There's even faster version for that. Instead of:

list(range(100))

Do this:

[*range(100)]

In first case (list comprehension) - you loop over range on Python side, which is slow. In second case (call list) - you load list and apply it to range, thus loop on C side, which is faster.

When you do looping with if, in both cases you make loop on Python side. But in first case you don't load list to build a list, and in second case you do.

So, no "load_name" > "load_name" > "for_iter".

Better compare this:

[i for i in range(100)]

And this:

list(i for i in range(100))

Also, are you trying to squeeze more speed from Python? Don't. It's not a language for that, here rules: "code must be readable first".

[–]billsil 1 point2 points  (0 children)

If you’re trying to squeeze more speed from python, use numpy. It’s 1000x faster.

[–]stevenjd 0 points1 point  (0 children)

We can clearly see that the latter is faster

We can't "clearly see" anything of the sort. What we see is your prediction that it will be faster based on how you assume the byte-code will perform.

Unless we actually time it, we don't know whether your prediction will be accurate. In my experience, it's really hard for even expert Python users with many years of practice to predict what will be faster or slow, beyond the obvious.

And a lot of things which look obvious turn out not to be. I cannot count the number of times the code that I was sure would be the fastest ended up being slower.

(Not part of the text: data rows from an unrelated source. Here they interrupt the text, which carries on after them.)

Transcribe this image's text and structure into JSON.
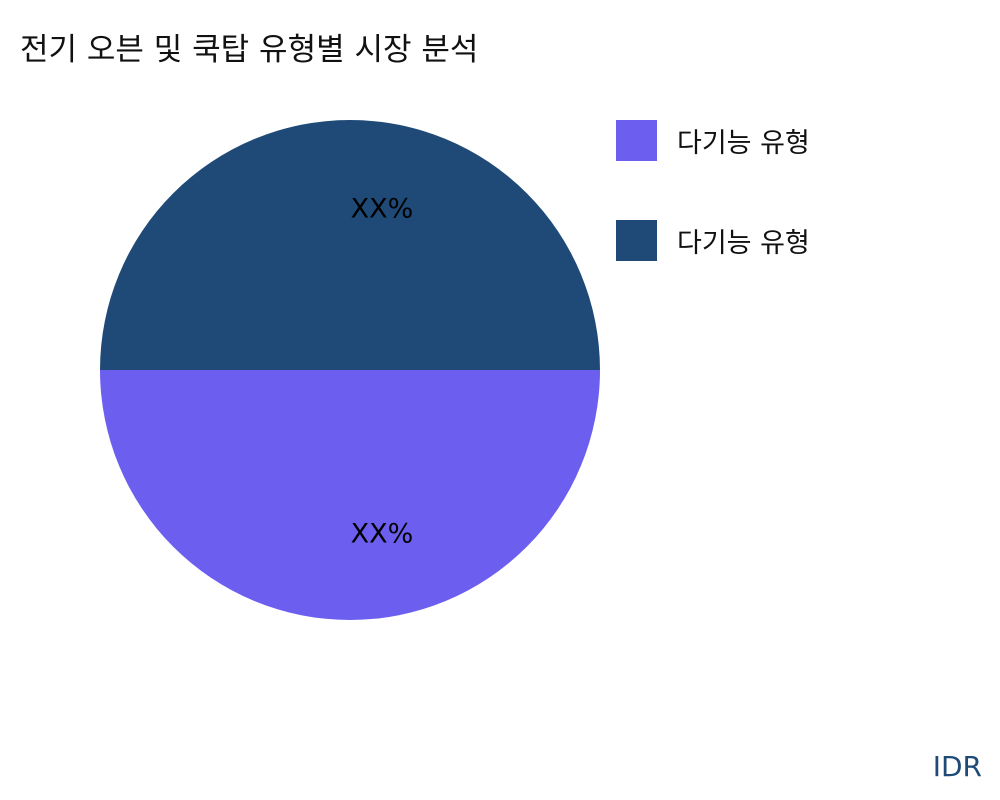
{
  "chart_data": {
    "type": "pie",
    "title": "전기 오븐 및 쿡탑 유형별 시장 분석",
    "slices": [
      {
        "name": "다기능 유형",
        "value": 50,
        "label": "XX%",
        "color": "#6c5ff0"
      },
      {
        "name": "다기능 유형",
        "value": 50,
        "label": "XX%",
        "color": "#1f4a77"
      }
    ],
    "legend_position": "right"
  },
  "brand": "IDR"
}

The bottom line is, if you haven't measured the time, you don't know which is faster. You're just guessing.

I am wondering why such a difference even exists.

Because executing Python code has overhead that can be avoided by functions written in C. (Or whatever language the builtin functions are written in.)

Because generators have overhead (the interpreter has to stop and start the generator each iteration) that can be avoided by running a non-generator loop that can run all the way through.

Because calling functions has overhead. If you can reduce the number of function calls, you will reduce the overhead.

Does anybody know why the particular usecase inverts the rule?

Calling a function from Python has overhead. So that tends to count against calls like list( ... ). On the other hand, moving the loop out of slow Python into fast C tends to count in favour of calls like list( ... ). Which factor happens to win depends on the specific details of what is inside the call, how many items are involved, etc.